With the advent of internet news local newspapers are not doing well. There's no way the Herald Times is going to be able to compete with the big national newspapers in quality of writing or in comprehensiveness. As a business they decided they were going to compete in the area that they could compete in, local news.
Personally, I'm glad they did, our culture fosters a sense that local news isn't important, not that national news isn't important. We hear about national news every time we open a magazine, turn on the television, listen to the radio. I'm really glad there was a media outlet where I could find out the positions of the candidates for school board in our county. I'm glad there was a news outlet that told me a private hospital openned in Bloomington, and a newspaper that printed pro and con letters from the people who were going to be affected by it.
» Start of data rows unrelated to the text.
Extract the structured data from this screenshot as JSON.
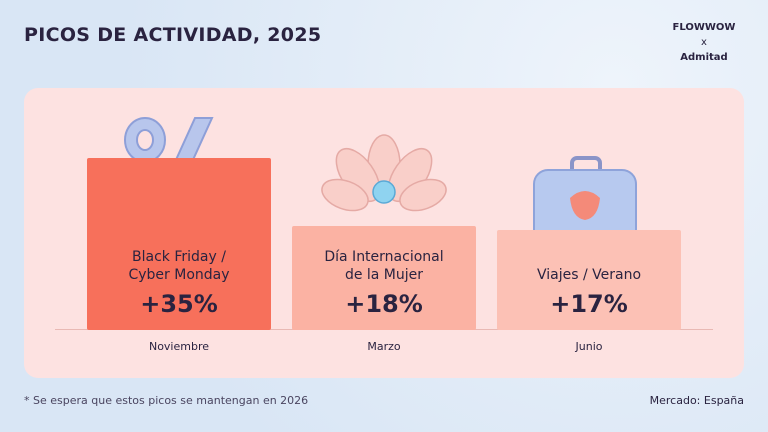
{
  "brand": {
    "left": "FLOWWOW",
    "joiner": "x",
    "right": "Admitad"
  },
  "chart_data": {
    "type": "bar",
    "title": "PICOS DE ACTIVIDAD, 2025",
    "categories": [
      "Black Friday /\nCyber Monday",
      "Día Internacional\nde la Mujer",
      "Viajes / Verano"
    ],
    "values": [
      35,
      18,
      17
    ],
    "value_labels": [
      "+35%",
      "+18%",
      "+17%"
    ],
    "months": [
      "Noviembre",
      "Marzo",
      "Junio"
    ],
    "colors": [
      "#f7705b",
      "#fbb2a3",
      "#fcc1b5"
    ]
  },
  "footnote": "* Se espera que estos picos se mantengan en 2026",
  "market": "Mercado: España"
}
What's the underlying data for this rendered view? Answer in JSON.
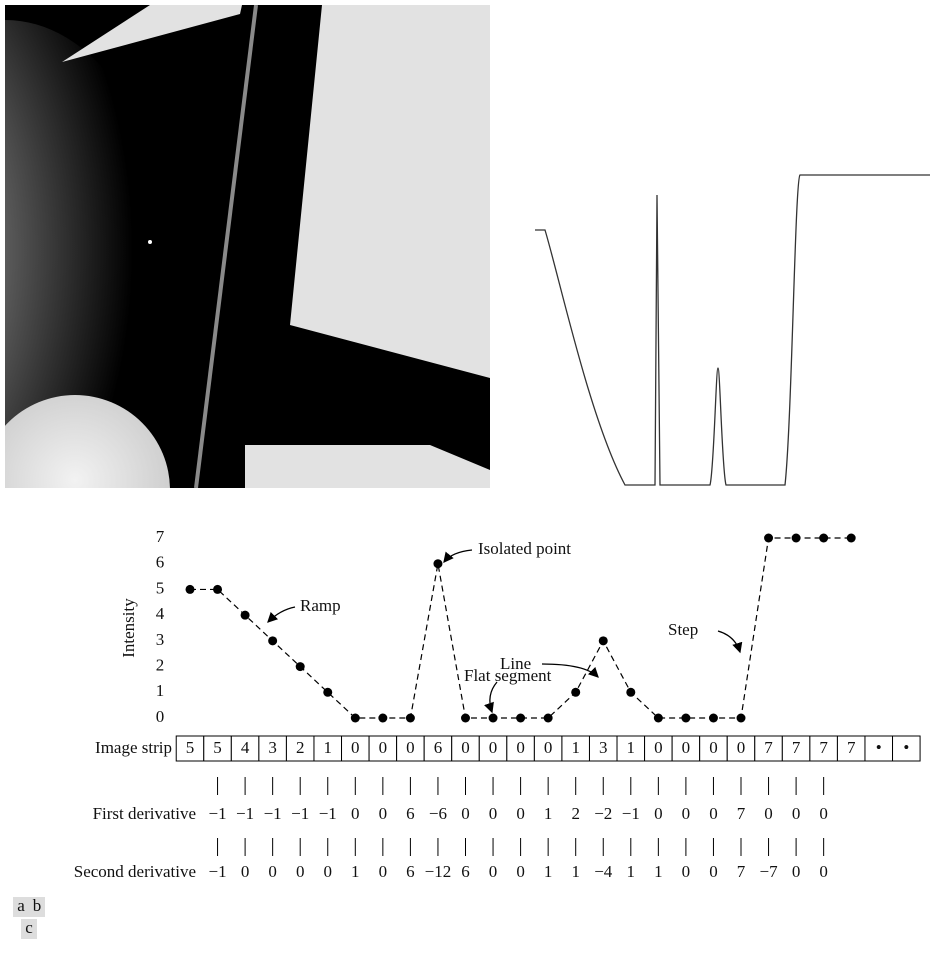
{
  "chart_data": {
    "type": "line",
    "ylabel": "Intensity",
    "values": [
      5,
      5,
      4,
      3,
      2,
      1,
      0,
      0,
      0,
      6,
      0,
      0,
      0,
      0,
      1,
      3,
      1,
      0,
      0,
      0,
      0,
      7,
      7,
      7,
      7
    ],
    "ylim": [
      0,
      7
    ],
    "yticks": [
      0,
      1,
      2,
      3,
      4,
      5,
      6,
      7
    ],
    "color": "#000000",
    "annotations": [
      "Isolated point",
      "Ramp",
      "Line",
      "Flat segment",
      "Step"
    ]
  },
  "image_strip": {
    "label": "Image strip",
    "cells": [
      "5",
      "5",
      "4",
      "3",
      "2",
      "1",
      "0",
      "0",
      "0",
      "6",
      "0",
      "0",
      "0",
      "0",
      "1",
      "3",
      "1",
      "0",
      "0",
      "0",
      "0",
      "7",
      "7",
      "7",
      "7",
      "•",
      "•"
    ]
  },
  "first_derivative": {
    "label": "First derivative",
    "values": [
      "−1",
      "−1",
      "−1",
      "−1",
      "−1",
      "0",
      "0",
      "6",
      "−6",
      "0",
      "0",
      "0",
      "1",
      "2",
      "−2",
      "−1",
      "0",
      "0",
      "0",
      "7",
      "0",
      "0",
      "0"
    ]
  },
  "second_derivative": {
    "label": "Second derivative",
    "values": [
      "−1",
      "0",
      "0",
      "0",
      "0",
      "1",
      "0",
      "6",
      "−12",
      "6",
      "0",
      "0",
      "1",
      "1",
      "−4",
      "1",
      "1",
      "0",
      "0",
      "7",
      "−7",
      "0",
      "0"
    ]
  },
  "panel_labels": [
    "a",
    "b",
    "c"
  ]
}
Because in the grand scheme of things, that's going to affect my life just as much as the national news does, and it doesn't even recieve half as much coverage.
EDIT: I just realized this might be one of the reasons I feel so strongly about this subject, so I thought I'd throw it out there. I'm a huge fan of state's rights. I think the federal government has way too much power. So I definately oppose anything that would give the federal government even more power.